已部署單機LLM推理服務或部署多機分布式推理服務。
已部署阿里雲Prometheus監控組件。具體操作，請參見使用阿里雲Prometheus監控。
已部署ack-alibaba-cloud-metrics-adapter組件，且在部署組件時設定AlibabaCloudMetricsAdapter.prometheus.url參數為阿里雲Prometheus監控的地址。具體操作，請參見修改ack-alibaba-cloud-metrics-adapter組件配置。

配置採集監控指標

LLM推理服務與傳統微服務存在顯著差異，其單次推理耗時顯著增加，資源瓶頸通常集中在GPU算力與顯存容量。然而，受制於當前GPU利用率和顯存統計方式的局限性，這兩項指標難以準確反映節點負載狀態。因此，我們選擇以推理引擎自身暴露的效能指標（如請求延遲、隊列深度）作為彈性擴縮容的決策依據。

計費說明

LLM推理服務將監控資料接入阿里雲Prometheus監控功能後，相關組件會自動將監控指標發送至阿里雲Prometheus服務，這些指標將被視為自訂指標。
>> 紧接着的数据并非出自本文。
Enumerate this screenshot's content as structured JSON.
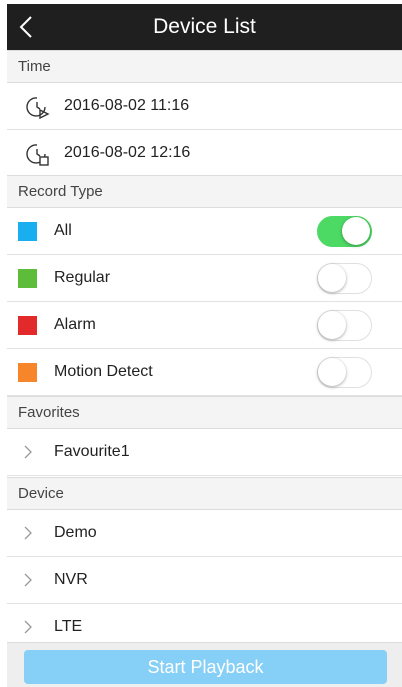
{
  "navbar": {
    "title": "Device List",
    "back_icon": "chevron-left-icon"
  },
  "time": {
    "header": "Time",
    "start": {
      "value": "2016-08-02 11:16",
      "icon": "clock-play-icon"
    },
    "end": {
      "value": "2016-08-02 12:16",
      "icon": "clock-stop-icon"
    }
  },
  "record_type": {
    "header": "Record Type",
    "items": [
      {
        "label": "All",
        "color": "#19aef0",
        "enabled": true
      },
      {
        "label": "Regular",
        "color": "#5dbd3a",
        "enabled": false
      },
      {
        "label": "Alarm",
        "color": "#e32a2a",
        "enabled": false
      },
      {
        "label": "Motion Detect",
        "color": "#f7862a",
        "enabled": false
      }
    ]
  },
  "favorites": {
    "header": "Favorites",
    "items": [
      {
        "label": "Favourite1"
      }
    ]
  },
  "device": {
    "header": "Device",
    "items": [
      {
        "label": "Demo"
      },
      {
        "label": "NVR"
      },
      {
        "label": "LTE"
      }
    ]
  },
  "footer": {
    "start_label": "Start Playback",
    "button_color": "#86cff6"
  }
}
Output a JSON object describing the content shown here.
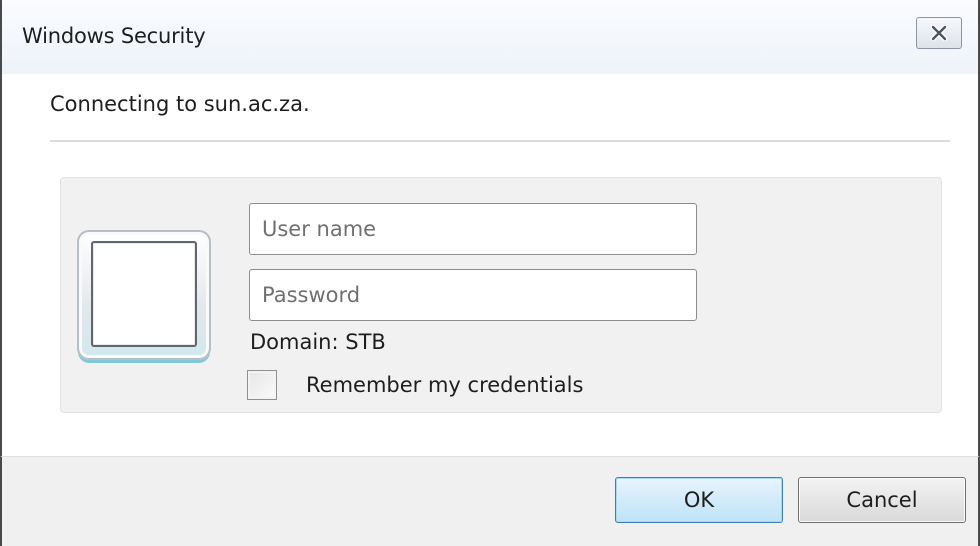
{
  "window": {
    "title": "Windows Security",
    "close_icon": "close-icon"
  },
  "message": {
    "connecting_text": "Connecting to sun.ac.za."
  },
  "credentials": {
    "user_tile_icon": "user-tile-icon",
    "username": {
      "value": "",
      "placeholder": "User name"
    },
    "password": {
      "value": "",
      "placeholder": "Password"
    },
    "domain_text": "Domain: STB",
    "remember": {
      "label": "Remember my credentials",
      "checked": false
    }
  },
  "buttons": {
    "ok_label": "OK",
    "cancel_label": "Cancel"
  },
  "colors": {
    "ok_button_border": "#3c7fb1",
    "ok_button_fill": "#d2ebfa",
    "footer_background": "#f0f0f0",
    "panel_background": "#f1f1f1"
  }
}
使用自訂指標會產生額外的費用。這些費用將根據您的叢集規模、應用數量和資料量等因素產生變動，您可以通過用量查詢，監控和管理您的資源使用方式。

步驟一：擷取推理引擎監控指標

如果您已通過為LLM推理服務配置監控為推理服務配置了Prometheus監控，可跳過此步驟。

建立podmonitor.yaml。

展開查看程式碼範例。

apiVersion: monitoring.coreos.com/v1
kind: PodMonitor
metadata:
  name: llm-serving-podmonitor
  namespace: default
  annotations:
    arms.prometheus.io/discovery: "true"
    arms.prometheus.io/resource: "arms"
spec:
  selector:
    matchExpressions:
    - key: alibabacloud.com/inference-workload
      operator: Exists
  namespaceSelector:
    any: true
  podMetricsEndpoints:
  - interval: 15s
    path: /metrics
    port: "http"
    relabelings:
    - action: replace
      sourceLabels:
      - __meta_kubernetes_pod_name
      targetLabel: pod_name
    - action: replace
      sourceLabels:
      - __meta_kubernetes_namespace
      targetLabel: pod_namespace
    - action: replace
      sourceLabels:
      - __meta_kubernetes_pod_label_rolebasedgroup_workloads_x_k8s_io_role
      regex: (.+)
      targetLabel: rbg_role
    # Allow to override workload-name with specific label
    - action: replace
      sourceLabels:
      - __meta_kubernetes_pod_label_alibabacloud_com_inference_workload
      regex: (.+)
      targetLabel: workload_name
    - action: replace
      sourceLabels:
      - __meta_kubernetes_pod_label_alibabacloud_com_inference_backend
      regex: (.+)
      targetLabel: backend

執行以下命令建立PodMonitor。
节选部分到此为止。